Knowing the true cost of these products and services could actually undermine the competiveness of IT, especially given that people in the business are already usingf external service providers and software as a service (SaaS).

The challenge is that IT builds and maintains complex legacy IT infrastructure, often deployed several years ago. The systems were commissioned for an era very different to the way the business now needs to operate. According to analyst Forrester, CIOs must switch to crafting architectures and systems that deliver business agility, even at the expense of efficiency.

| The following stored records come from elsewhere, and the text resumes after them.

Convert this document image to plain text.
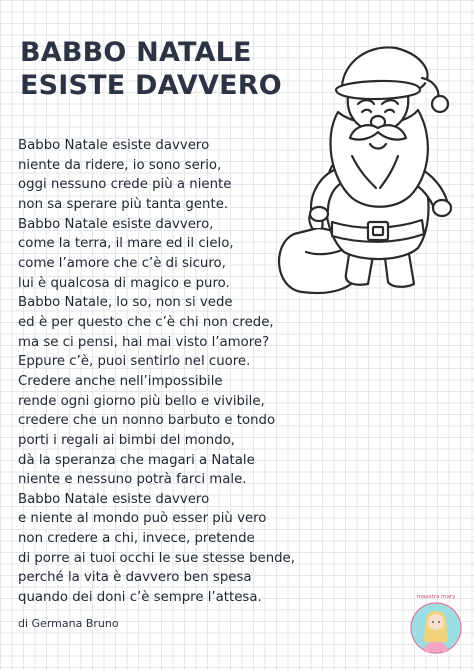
BABBO NATALE
ESISTE DAVVERO
Babbo Natale esiste davvero
niente da ridere, io sono serio,
oggi nessuno crede più a niente
non sa sperare più tanta gente.
Babbo Natale esiste davvero,
come la terra, il mare ed il cielo,
come l’amore che c’è di sicuro,
lui è qualcosa di magico e puro.
Babbo Natale, lo so, non si vede
ed è per questo che c’è chi non crede,
ma se ci pensi, hai mai visto l’amore?
Eppure c’è, puoi sentirlo nel cuore.
Credere anche nell’impossibile
rende ogni giorno più bello e vivibile,
credere che un nonno barbuto e tondo
porti i regali ai bimbi del mondo,
dà la speranza che magari a Natale
niente e nessuno potrà farci male.
Babbo Natale esiste davvero
e niente al mondo può esser più vero
non credere a chi, invece, pretende
di porre ai tuoi occhi le sue stesse bende,
perché la vita è davvero ben spesa
quando dei doni c’è sempre l’attesa.
di Germana Bruno
maestra mary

Speaking to Computer Weekly during the OpenStack Summit in Tokyo, John Engates, CTO, Rackspace, said: "Every business needs to figure out what it means to be digital, to compete with startups. But 'new' legacy IT is holding them back." His so-called "new legacy" are technologies such as virtual machines; these can replace physical hardware but they do not funamentally alter the underlying IT architecture.

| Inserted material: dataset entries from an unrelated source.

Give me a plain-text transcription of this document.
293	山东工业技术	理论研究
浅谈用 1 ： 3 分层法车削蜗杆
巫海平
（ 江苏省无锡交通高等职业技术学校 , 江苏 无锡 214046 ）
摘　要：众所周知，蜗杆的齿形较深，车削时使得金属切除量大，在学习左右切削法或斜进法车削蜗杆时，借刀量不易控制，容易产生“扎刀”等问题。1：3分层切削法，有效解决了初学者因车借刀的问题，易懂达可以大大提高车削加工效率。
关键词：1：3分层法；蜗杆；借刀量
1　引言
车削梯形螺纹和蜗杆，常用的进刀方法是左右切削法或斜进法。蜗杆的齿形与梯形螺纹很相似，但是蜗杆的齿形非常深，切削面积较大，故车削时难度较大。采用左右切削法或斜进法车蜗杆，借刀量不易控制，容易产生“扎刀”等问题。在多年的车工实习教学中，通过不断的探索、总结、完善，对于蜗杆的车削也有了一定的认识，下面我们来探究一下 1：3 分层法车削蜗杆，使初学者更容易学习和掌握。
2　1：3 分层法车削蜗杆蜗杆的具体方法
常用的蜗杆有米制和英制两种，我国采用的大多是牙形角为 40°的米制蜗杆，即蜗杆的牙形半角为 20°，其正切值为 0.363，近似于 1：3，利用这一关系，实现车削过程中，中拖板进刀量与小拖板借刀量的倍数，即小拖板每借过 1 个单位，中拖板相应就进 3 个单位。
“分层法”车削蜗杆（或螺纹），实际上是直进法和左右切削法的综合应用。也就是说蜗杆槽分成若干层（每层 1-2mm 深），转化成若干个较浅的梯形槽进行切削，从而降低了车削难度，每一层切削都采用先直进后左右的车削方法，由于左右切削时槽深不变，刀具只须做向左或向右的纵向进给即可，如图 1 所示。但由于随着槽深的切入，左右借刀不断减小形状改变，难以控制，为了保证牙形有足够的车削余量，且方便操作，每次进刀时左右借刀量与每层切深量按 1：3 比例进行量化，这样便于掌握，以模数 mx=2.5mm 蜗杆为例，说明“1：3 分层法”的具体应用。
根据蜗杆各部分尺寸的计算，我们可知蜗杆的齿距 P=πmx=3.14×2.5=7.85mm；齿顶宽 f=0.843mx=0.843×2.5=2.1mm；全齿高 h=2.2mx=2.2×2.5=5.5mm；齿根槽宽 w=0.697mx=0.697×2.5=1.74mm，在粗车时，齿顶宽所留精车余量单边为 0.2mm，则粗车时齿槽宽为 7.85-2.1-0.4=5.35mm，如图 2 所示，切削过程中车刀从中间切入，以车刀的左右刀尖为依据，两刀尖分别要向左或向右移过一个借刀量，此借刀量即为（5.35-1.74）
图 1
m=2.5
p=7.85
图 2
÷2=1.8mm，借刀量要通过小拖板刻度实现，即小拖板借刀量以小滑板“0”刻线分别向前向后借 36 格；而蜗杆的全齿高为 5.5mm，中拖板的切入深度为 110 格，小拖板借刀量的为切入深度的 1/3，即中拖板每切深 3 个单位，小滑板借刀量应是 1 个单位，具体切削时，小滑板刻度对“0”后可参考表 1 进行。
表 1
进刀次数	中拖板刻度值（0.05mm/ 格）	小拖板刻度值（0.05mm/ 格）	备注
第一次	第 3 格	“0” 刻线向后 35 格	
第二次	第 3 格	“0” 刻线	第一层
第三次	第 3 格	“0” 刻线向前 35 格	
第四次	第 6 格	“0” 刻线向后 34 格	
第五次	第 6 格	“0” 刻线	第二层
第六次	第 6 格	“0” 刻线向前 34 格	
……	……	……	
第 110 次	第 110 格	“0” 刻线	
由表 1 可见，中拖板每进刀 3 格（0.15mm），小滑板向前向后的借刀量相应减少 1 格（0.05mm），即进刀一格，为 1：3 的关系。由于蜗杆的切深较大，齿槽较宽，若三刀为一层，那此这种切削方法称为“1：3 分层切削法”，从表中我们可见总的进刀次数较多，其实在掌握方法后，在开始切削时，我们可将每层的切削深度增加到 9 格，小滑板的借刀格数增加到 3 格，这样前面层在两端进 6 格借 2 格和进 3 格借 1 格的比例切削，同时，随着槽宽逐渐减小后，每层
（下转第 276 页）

OpenStack's raison d'être is to offer IT a way to deploy internal cloud that mimics the flexibility of a public cloud such as AWS. Business users pay for what they use, just as with public infrastructure as a service (IaaS).

Next, IT could look at building its own internal platform as a service (PaaS) on top of this private cloud. Application programming interface (API) management tools make this possible by enabling the IT department to expose internal systems, which can then be accessed by developers working for other business units. Sumit Sharma, chief API evangelist at API management company Mulesoft, said: “IT 'productises' assets and you start to see a developer culture.”

As an example, he said IT could create APIs onto the systems of records IT systems, such as API access to a mainframe system. The API becomes a re-usable component for a core business process.

A private cloud infrastructure with internal IaaS and PaaS could offer a foundation on which IT can operate more like a business.


IT business alignment is as old as IT. An IT service desk could be deemed aligned with the business if it provides a suite of functions agreed with the business and an associated service level. It represents an IT-centric view of IT business alignment. True alignment requires a change in mindset, from the top down.

While business leaders want to be seen publicly as innovators, Gartner distinguished analyst, Steve Prentice, argues that they secretly want to maintain the status quo. "People at the top don’t want to knock away the underpinnings." This argument equally applies to IT.  For IT to become a business unit there needs to be an appetite from the CIO down to tear up the rule book, rethink the management of IT and then start from scratch on a new IT infrastructure to support this strategy.